Theoretical: Computational modeling of somatic evolution
We use agent-based models to represent the populations of cells in tumors and to track their evolution over time. These models help us explore the implications of current theories in cancer biology and to design experiments aimed at understanding and controlling somatic evolution.
Experimental: Evolutionary experiments in model systems
We use both yeast and human cell lines in tissue culture to study how we might control somatic evolution so as to prevent cancer and therapeutic resistance.
The Maley Lab will soon (~ January 2015) be hiring at least 4 post-docs or staff scientists to work on the evolutionary biology of cancer. Specific projects and desired expertise include:
Genomic diversity within cancers. There will likely be two positions available for analysis of high throughput sequencing data on multi-region samples to measure genetic diversity within breast cancers, AML, bladder cancers, and potentially others. The ideal candidate would have expertise in both evolutionary biology and high throughput sequence analysis. Background in single cell sequencing and/or the human microbiota would be favored.
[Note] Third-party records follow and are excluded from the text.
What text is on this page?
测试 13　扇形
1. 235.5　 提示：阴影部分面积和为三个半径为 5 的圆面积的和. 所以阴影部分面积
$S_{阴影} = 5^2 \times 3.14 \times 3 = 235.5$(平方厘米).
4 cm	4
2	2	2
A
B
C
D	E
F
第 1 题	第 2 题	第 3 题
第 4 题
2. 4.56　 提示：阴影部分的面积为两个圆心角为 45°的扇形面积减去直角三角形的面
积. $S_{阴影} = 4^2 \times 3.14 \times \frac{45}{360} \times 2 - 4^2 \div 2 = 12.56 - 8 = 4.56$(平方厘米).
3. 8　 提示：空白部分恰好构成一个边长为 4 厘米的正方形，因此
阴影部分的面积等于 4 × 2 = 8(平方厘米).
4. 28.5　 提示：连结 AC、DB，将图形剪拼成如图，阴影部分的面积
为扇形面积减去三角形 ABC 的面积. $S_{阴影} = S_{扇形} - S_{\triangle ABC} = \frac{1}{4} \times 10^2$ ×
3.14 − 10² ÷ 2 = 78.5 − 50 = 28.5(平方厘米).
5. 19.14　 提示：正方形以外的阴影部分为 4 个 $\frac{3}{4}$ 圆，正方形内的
Phylogenetics of cancer cells. A phylogeneticist to help develop methods to reconstruct the phylogenies of cell lineages from within neoplasms. This will require the development of new likelihood models and the integration of multi-modal data (e.g., point mutations and chromosomal alterations). Initial data will derive from SNP arrays and exome sequencing of Barrett’s esophagus tissue samples. Experience withe BEAST would be favored. We will work with Mary Kuhner on this project.
Mouse models of Peto’s Paradox. A genetic mouse modeller who will investigate cancer suppression using transgenic mice with genetic constructs inspired by Peto’s Paradox and the results of analyses of whales and elephants, in collaboration with Lou Chesler at the Institute for Cancer Research in London. We also seek to develop a mouse model of neoplastic progression that can be sampled longitudinally to study the effects of interventions on the somatic evolution of neoplastic progression.
Carlo Maley gave a public lecture at Arizona State University on “Why we get cancer and why it has been so hard to cure.”
Our favorite science radio show and podcast, Radio Lab from WNYC, had an episode on “famous tumors”. It includes an interview with Carlo Maley about the evolution of cancer.